Joke Collection Website - Public benefit messages - Laugh at other people's sentences

Laugh at other people's sentences

People can't take money to the grave, but money can take people in.

7. It is difficult to draw a tiger, and people know its face but not its heart.

8. When your mother gave birth to you, you looked back!

9. People say that I married you because flowers were inserted in cow dung. In fact, I never thought you were cow dung, but dog shit.

10, once you go out, there are no birds in the mountains and no footprints in the roads.

1 1, you are small in the crowd and great in the pigsty!

12. Excuse me, can I ask you for some faces? I don't think it matters if you have three layers outside your face.

13, everyone is made in China, don't be a bitch.

14, look at your child's length. I'm really sorry about the head type, the head type is sorry about the face type, the face type is sorry about the neck type, and the neck type is sorry about the body type. You are a freak!

15, you can't even buckle the wall with a slap.

16, what can I say, as long as your meanness doesn't affect us.

17, you think it is redundant, but in fact … you are really redundant.

18, cool charm, I look left and right, you are a anthomaniac!

19, if not, just sum up in one sentence: I don't want to argue with you, for fear of polluting my mouth!

20. Uncle, you look great, just like a stick.

2 1, fighter in slag, VIP in slag.

22. The one with wings is not necessarily an angel, he may be a bird man.

23. If you are a flower, cows will not dare to shit in the future;

24. It doesn't make any sense just to steal others' plagiarism.

Maybe your own incompetence makes you feel so insecure.

26. Your teeth are really white (you are so black).

27. Gold always shines, but when there is gold everywhere, I don't know which one I am.

28, face first, unable to return to heaven.

29, no matter how good it is, it is also a fat man! Eat every day to become a pig!

30. All the places of interest you have visited will become historical sites, and the historical sites you have visited will also become history.

3 1, can you not lose face? I lost it. What will I lose in the future? Save some for later use.

32. Anyway, don't let me see you again. If I see you, I will kill you!

33. Your voices, like Shakespeare and Zorro, are Sandy and Zuo.

34. If you think you are the sun, others will have to revolve around you. You know, there is only one earth in the universe, which may make your arrogance explode.

35, born to be a cucumber, owe to shoot!

36. Look at your weak clothes every day. When I saw your mother, I immediately understood what a young lady's body is and what a girl's life is.

37. You are not as good as a bear when standing, and not as good as a caterpillar when lying down. Don't play the hero in front of me. Don't think that eating some spinach makes you a Popeye. Don't yell at me.

As a typical loser, you are really successful.

39. Do you deserve to talk about quality? Are you afraid of bad mouth? What are the skills of barking dogs? Only if you really bit me can it be considered severe.

40. The light is on! Thank you. I specialize in helping people solve problems. I don't care about the rest!

4 1. Look at you eating for a week and you've lost weight!

Sometimes, it's not that the other person doesn't care about you, but that you take the other person too seriously.
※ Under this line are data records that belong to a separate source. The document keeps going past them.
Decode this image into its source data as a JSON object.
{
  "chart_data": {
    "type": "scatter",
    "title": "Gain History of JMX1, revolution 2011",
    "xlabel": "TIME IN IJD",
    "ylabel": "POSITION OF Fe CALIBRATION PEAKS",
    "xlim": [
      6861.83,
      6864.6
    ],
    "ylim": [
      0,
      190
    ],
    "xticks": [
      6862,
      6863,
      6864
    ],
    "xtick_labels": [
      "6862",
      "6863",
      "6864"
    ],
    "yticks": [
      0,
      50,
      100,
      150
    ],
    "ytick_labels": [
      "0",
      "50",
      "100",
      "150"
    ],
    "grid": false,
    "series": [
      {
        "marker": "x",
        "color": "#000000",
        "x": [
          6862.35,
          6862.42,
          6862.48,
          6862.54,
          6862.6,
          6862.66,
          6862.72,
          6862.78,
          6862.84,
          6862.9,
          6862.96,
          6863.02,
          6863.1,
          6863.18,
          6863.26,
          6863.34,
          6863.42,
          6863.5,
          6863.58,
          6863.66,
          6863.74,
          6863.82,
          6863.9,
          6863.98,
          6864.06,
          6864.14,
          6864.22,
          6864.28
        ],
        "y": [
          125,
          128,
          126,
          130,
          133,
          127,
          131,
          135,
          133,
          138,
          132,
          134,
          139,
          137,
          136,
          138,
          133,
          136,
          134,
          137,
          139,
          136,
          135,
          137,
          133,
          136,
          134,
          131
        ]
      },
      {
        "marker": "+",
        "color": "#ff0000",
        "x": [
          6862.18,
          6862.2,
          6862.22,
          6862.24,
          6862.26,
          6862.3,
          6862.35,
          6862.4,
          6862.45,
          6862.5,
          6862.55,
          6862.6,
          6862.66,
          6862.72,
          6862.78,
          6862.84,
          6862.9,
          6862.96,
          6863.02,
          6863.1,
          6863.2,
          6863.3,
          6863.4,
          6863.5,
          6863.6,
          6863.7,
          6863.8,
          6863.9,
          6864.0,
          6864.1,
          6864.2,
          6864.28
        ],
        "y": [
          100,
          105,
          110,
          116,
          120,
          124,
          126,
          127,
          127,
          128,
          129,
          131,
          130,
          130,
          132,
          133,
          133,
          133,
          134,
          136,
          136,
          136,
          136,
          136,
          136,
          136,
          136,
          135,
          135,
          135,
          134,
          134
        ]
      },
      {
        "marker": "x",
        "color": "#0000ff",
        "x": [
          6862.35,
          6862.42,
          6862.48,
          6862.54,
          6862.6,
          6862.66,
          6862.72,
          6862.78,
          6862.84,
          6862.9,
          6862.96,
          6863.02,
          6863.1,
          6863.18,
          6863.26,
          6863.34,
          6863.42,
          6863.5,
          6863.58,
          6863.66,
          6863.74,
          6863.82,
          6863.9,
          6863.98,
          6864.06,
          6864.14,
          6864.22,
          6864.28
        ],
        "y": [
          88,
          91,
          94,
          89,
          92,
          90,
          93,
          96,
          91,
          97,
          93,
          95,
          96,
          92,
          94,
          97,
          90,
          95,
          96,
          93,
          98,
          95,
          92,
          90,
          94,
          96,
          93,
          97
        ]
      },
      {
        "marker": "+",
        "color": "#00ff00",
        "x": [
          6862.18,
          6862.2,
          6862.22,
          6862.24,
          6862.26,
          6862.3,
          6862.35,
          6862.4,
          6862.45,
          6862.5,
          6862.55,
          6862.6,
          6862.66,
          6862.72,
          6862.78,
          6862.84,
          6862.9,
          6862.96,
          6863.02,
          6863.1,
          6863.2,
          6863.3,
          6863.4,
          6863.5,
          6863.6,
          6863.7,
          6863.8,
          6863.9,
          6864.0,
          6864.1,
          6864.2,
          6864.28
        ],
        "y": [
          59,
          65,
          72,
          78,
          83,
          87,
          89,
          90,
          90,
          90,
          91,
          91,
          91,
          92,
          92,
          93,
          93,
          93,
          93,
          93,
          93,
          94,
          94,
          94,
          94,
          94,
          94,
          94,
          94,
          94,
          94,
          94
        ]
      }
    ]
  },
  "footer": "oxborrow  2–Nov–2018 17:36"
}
43. I'm sorry to make you laugh.

44. When you smile, the wolf hanged himself. When you scream, the chicken flies and the dog jumps. When it stopped, it smelled bad. When you look at it, the world is shocked. You sweat, lice suffer. You are uglier than a ghost without dressing up. When you dress up, ghosts will paralyze you.

45. You don't need to carry a weapon when you go out. Your appearance is an excellent weapon, so deadly.

46. It's not your fault that you are ugly, but it's your fault that you are scary!

47, you are not smart, but also learn from others!

48. I thought you were just a middle number, but I didn't expect you to be a combination of two numbers.

49. Your complex facial features can't hide your simple IQ.

Seeing you makes me feel like I'm at the scene of a car accident.